Let’s hear it for the clients

Posted on September 05, 2016 | Atlantic Business Magazine | 0 Comments

By the time you’ve finished reading the next 30 pages, you’ll have no doubt that Atlantic Business Magazine brims with unqualified admiration for small business. And no, I’m not being sarcastic (a rare feat, I know).

Thanks to our brilliant (and not even the slightest bit humble) editor, your journey starts with the wittily-titled double-page “For Starters” — a statistical salute to companies with less than 100 employees (with particular admiration reserved for the micro-enterprises of four people or less).

Then it’s a quick hop to our esthetically-pleasing and informatively-entertaining feature on page 26. Remember studying the life cycle of a water drop in your elementary school science class? We’ve applied the same principle to explaining the even more fragile ecosystem that is private enterprise: but not only do we trace it from beginning to adolescence to maturity and beyond, we pepper the pages with helpful tips on how to prep for each phase.

The pièce de résistance is our “Mainstay of Mainstreet” series of profiles about small businesses from across the region. Here, entrepreneurs share their personal T&T stories (triumphs and… Triumphs). There are no tragedies for these intrepid junior industrialists: they uniformly saw problems as unforeseen opportunities.

Altogether, it’s a downright inspiring picture about the life blood of the Atlantic economy. A well-deserved homage to the mini moguls who dominate the region’s commercial scene. A literal pat on the back … a rousing round of applause… a cheery hip-hip-hooray… a… you get the picture. We really, really, really admire small business.

Yes, we love small business. But we absolutely down-on-one knee treasure and adore the buyers: the people whose monetary support keeps our small business sector alive.

Full disclosure: my personal quality of life depends on the success of two ultra-small companies. One is my husband’s home-based micro-enterprise; the other is this very magazine. (Yes, I know Atlantic Business looks and acts like a bigger operation, but the truth is that we produce the largest circulation and most award-winning business magazine in the region with only 10 full-time staff.)

Though representative of very different commercial sectors, these two companies are united in the way they value their customers. I’ve seen my husband answer panicked phone calls at 1:30 in the morning, refusing to go to sleep until he’s found a solution to a seemingly hopeless situation. I’ve watched our sales team comb through each edition, working side-by-side with the art department to find the “just right” placement for their clients. You’ll find similar dedication in small business owners everywhere: they aren’t happy until their customers are happy.

I know we live in an online culture that says local is never good enough. A culture that has convinced many of us to forgo the store down the street in order to save a dollar from a foreign retailer. A culture that insists we interact on a more impersonal but improbable social level.

But here’s the thing: it’s the local enterprises (over 97 per cent of which are small business) with their face-to-face relationships that support your local sport team and create local employment, that pay local taxes and fund local infrastructure. To buy local is to invest local.

You want stronger communities? More jobs? Better roads and schools and recreation?

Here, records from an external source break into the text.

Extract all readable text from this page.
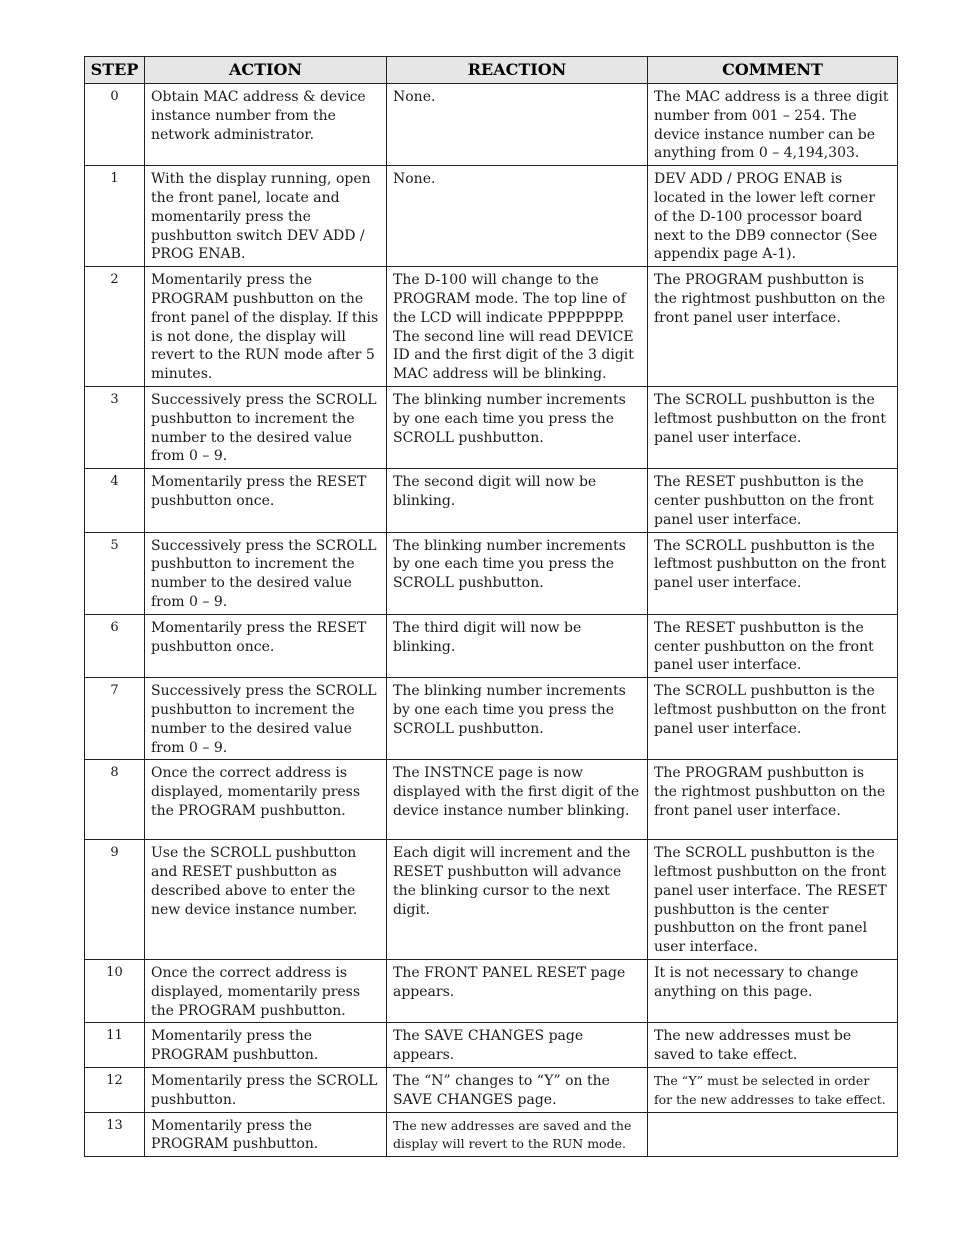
STEP	ACTION	REACTION	COMMENT
0	Obtain MAC address & device instance number from the network administrator.	None.	The MAC address is a three digit number from 001 – 254. The device instance number can be anything from 0 – 4,194,303.
1	With the display running, open the front panel, locate and momentarily press the pushbutton switch DEV ADD / PROG ENAB.	None.	DEV ADD / PROG ENAB is located in the lower left corner of the D-100 processor board next to the DB9 connector (See appendix page A-1).
2	Momentarily press the PROGRAM pushbutton on the front panel of the display. If this is not done, the display will revert to the RUN mode after 5 minutes.	The D-100 will change to the PROGRAM mode. The top line of the LCD will indicate PPPPPPPP. The second line will read DEVICE ID and the first digit of the 3 digit MAC address will be blinking.	The PROGRAM pushbutton is the rightmost pushbutton on the front panel user interface.
3	Successively press the SCROLL pushbutton to increment the number to the desired value from 0 – 9.	The blinking number increments by one each time you press the SCROLL pushbutton.	The SCROLL pushbutton is the leftmost pushbutton on the front panel user interface.
4	Momentarily press the RESET pushbutton once.	The second digit will now be blinking.	The RESET pushbutton is the center pushbutton on the front panel user interface.
5	Successively press the SCROLL pushbutton to increment the number to the desired value from 0 – 9.	The blinking number increments by one each time you press the SCROLL pushbutton.	The SCROLL pushbutton is the leftmost pushbutton on the front panel user interface.
6	Momentarily press the RESET pushbutton once.	The third digit will now be blinking.	The RESET pushbutton is the center pushbutton on the front panel user interface.
7	Successively press the SCROLL pushbutton to increment the number to the desired value from 0 – 9.	The blinking number increments by one each time you press the SCROLL pushbutton.	The SCROLL pushbutton is the leftmost pushbutton on the front panel user interface.
8	Once the correct address is displayed, momentarily press the PROGRAM pushbutton.	The INSTNCE page is now displayed with the first digit of the device instance number blinking.	The PROGRAM pushbutton is the rightmost pushbutton on the front panel user interface.
9	Use the SCROLL pushbutton and RESET pushbutton as described above to enter the new device instance number.	Each digit will increment and the RESET pushbutton will advance the blinking cursor to the next digit.	The SCROLL pushbutton is the leftmost pushbutton on the front panel user interface. The RESET pushbutton is the center pushbutton on the front panel user interface.
10	Once the correct address is displayed, momentarily press the PROGRAM pushbutton.	The FRONT PANEL RESET page appears.	It is not necessary to change anything on this page.
11	Momentarily press the PROGRAM pushbutton.	The SAVE CHANGES page appears.	The new addresses must be saved to take effect.
12	Momentarily press the SCROLL pushbutton.	The “N” changes to “Y” on the SAVE CHANGES page.	The “Y” must be selected in order for the new addresses to take effect.
13	Momentarily press the PROGRAM pushbutton.	The new addresses are saved and the display will revert to the RUN mode.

Take a walk down the street and support the businesses whose revenue will support those initiatives.

Maybe you’re just a small business yourself. Don’t you want to work with someone who actually cares if you’re happy with the service and product you receive? A supplier who will work overtime to create custom-solutions just for you, instead of cookie-cutter packages? A representative who will work through the night on your behalf? An advocate who pays personal attention to your needs? I’m not saying you should stop shopping online, but you should at least give your local small business peers the opportunity to be part of your supply chain.

As Caron Hawco says on page 13, “It’s been proven that increased involvement of SMEs will result in higher competition for contracts, leading to better value for money.”

Shop small business: where every client counts.